È appunto a partire da questo assunto, che nel saggio del 1814 comincia a prendere forma l’intelaiatura generale di un nuovo modello di relazioni interstatuali, fondato sulla programmatica subordinazione degli «interessi privati» dei singoli Stati all’«interesse comune» dell’intero sistema. Ma ciò che si delinea qui è anche un nuovo approccio metodologico al problema dei rapporti internazionali, centrato sull’essenziale contributo costruttivo offerto da una scienza politica interpretata eminentemente come scienza dell’organizzazione.
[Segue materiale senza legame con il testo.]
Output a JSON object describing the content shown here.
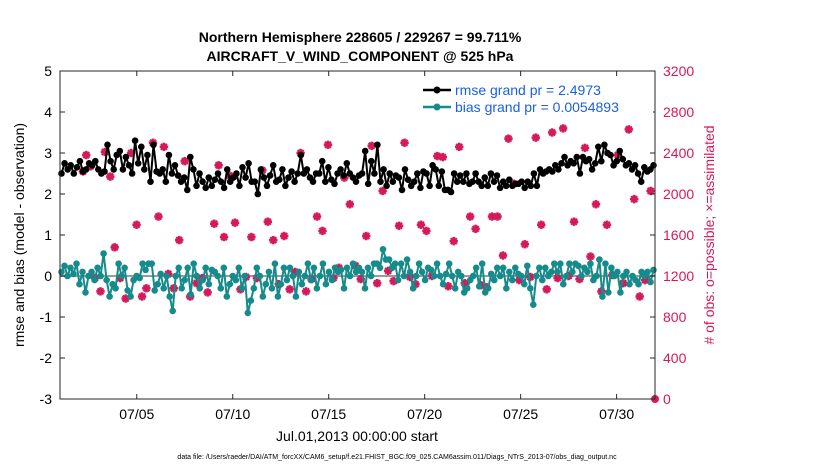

Secondo tale prospettiva, «toute organisation politique, ainsi que toute organisation sociale, a ses principes fondamentaux qui sont son essence, et sans lesquels elle ne peut ni subsister, ni produire les effets qu’on attend d’elle»11. Per raggiungere l’obiettivo di una duratura pacificazione del continente europeo, occorre perciò applicare allo specifico contesto problematico in discussione i quattro principi organizzativi fondamentali sui quali un «sistema confederativo» di questo tipo deve essere necessariamente fondato:

  1. Toute organisation politique instituée pour lier ensemble plusieurs peuples, en conservant à chacun son indépendance nationale, doit être systématiquement homogène, c’est-à-dire que toutes les institutions doivent y être des conséquences d’une conception unique, et que par conséquent le gouvernement, à tous ses degrés, doit avoir une forme...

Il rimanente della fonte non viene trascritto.